Dziki, lisy, psy, gołębie, a ostatnio kotek. To lista zwierząt, które już usiłowały przedostać się z wyspy Uznam na Wolin i odwrotnie.
Dyrektor Zarządu Dróg Miejskich w Świnoujściu Paweł Szynkaruk przyznaje, że przypadków wejścia zwierząt do tunelu już jest kilka, ale nie wszystkie dla zwierząt kończyły się dobrze.

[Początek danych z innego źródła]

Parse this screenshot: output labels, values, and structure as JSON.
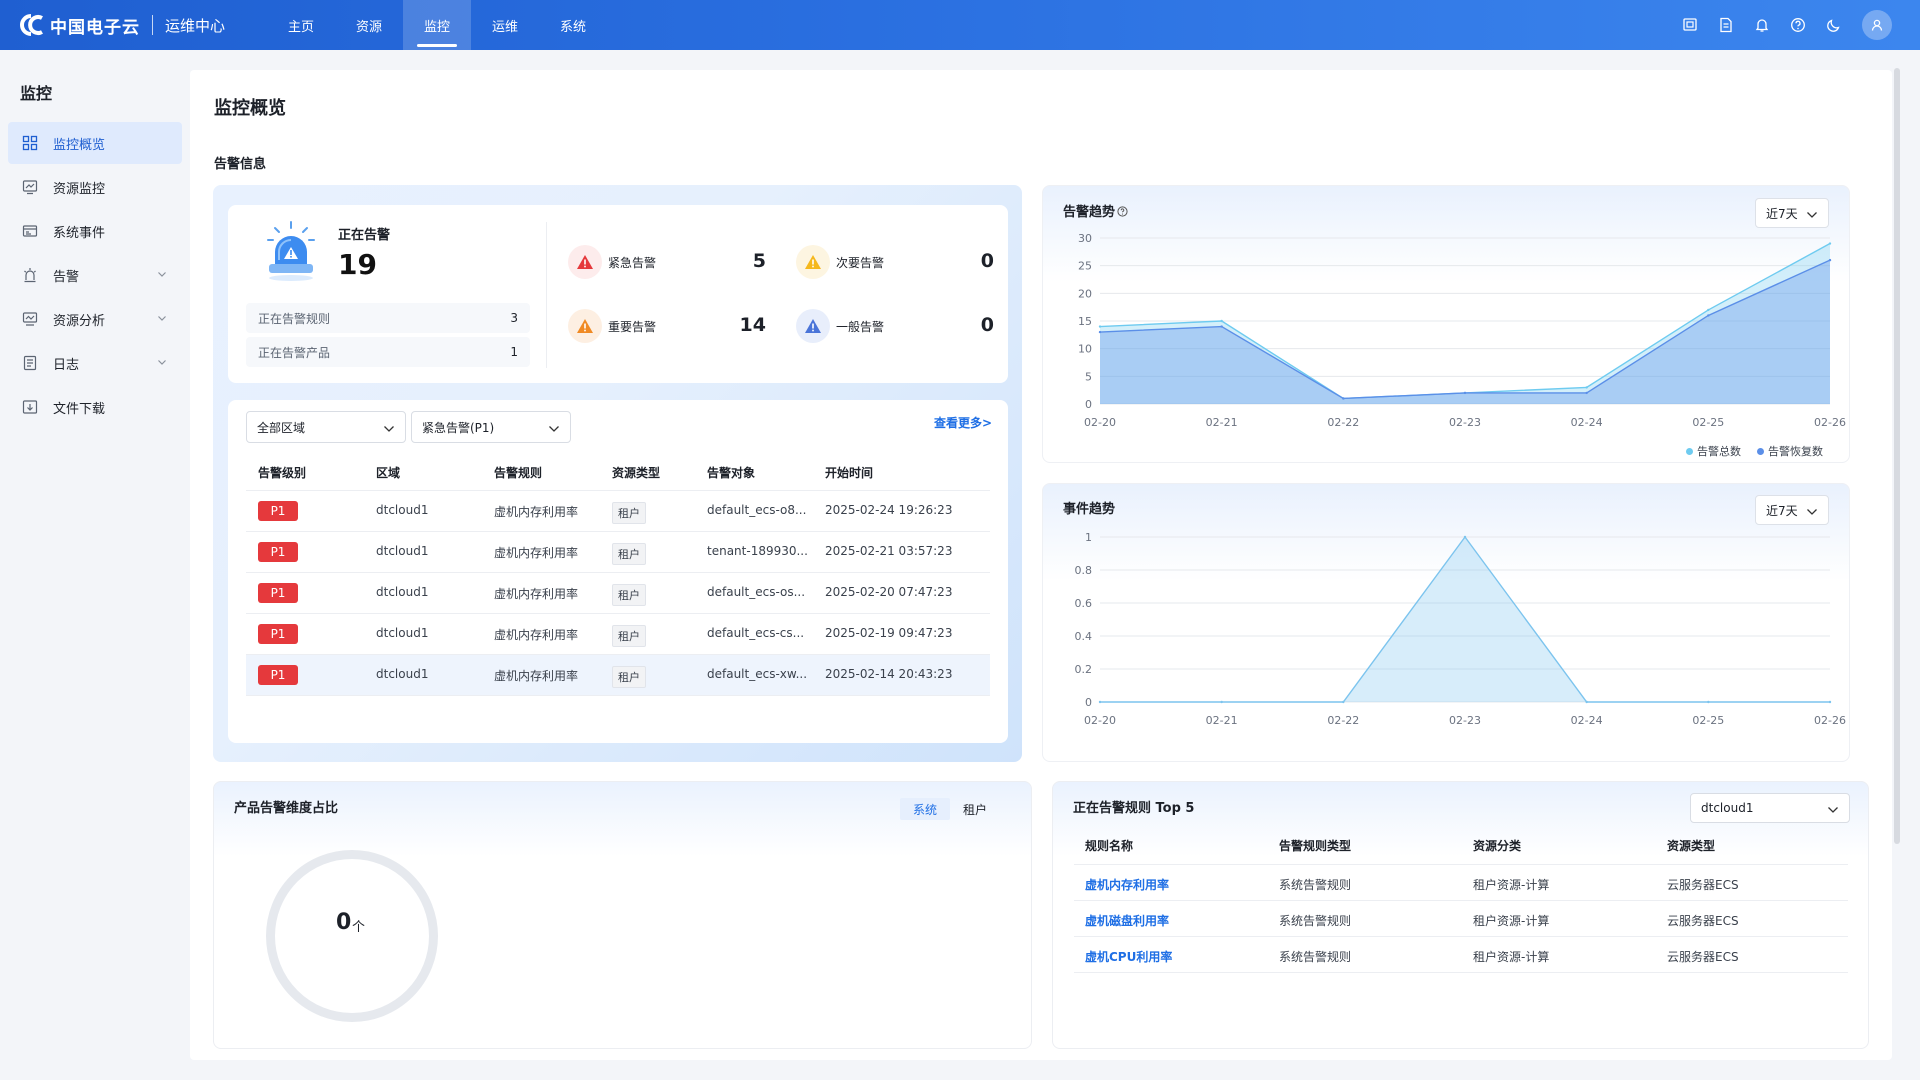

- Gołębie niestety tam wlatywały, co nie kończyło się dla nich dobrze. Mówię o wirnikach wentylatorów. Pierwszego czy drugiego dnia po otwarciu tunelu dziki podeszły w pobliże, na szczęście udało się je spłoszyć. Potem przy współdziałaniu z wydziałem infrastruktury i zieleni, został też zamontowany płot, co znacznie ograniczyło możliwość wejścia dzikich zwierząt. Czy od strony Uznamu, tych terenów leśnych, czy od strony Wolina. Są pojedyncze przypadki, jak pies, który to w nocy przeleciał czy gdzieś w pobliżu kręcący się raz czy drugi lis - mówi Szynkaruk.
Poza siatką przy terenach przyległych do drogi, na "wlocie" do tunelu zamontowano urządzenia odstraszające gołębie.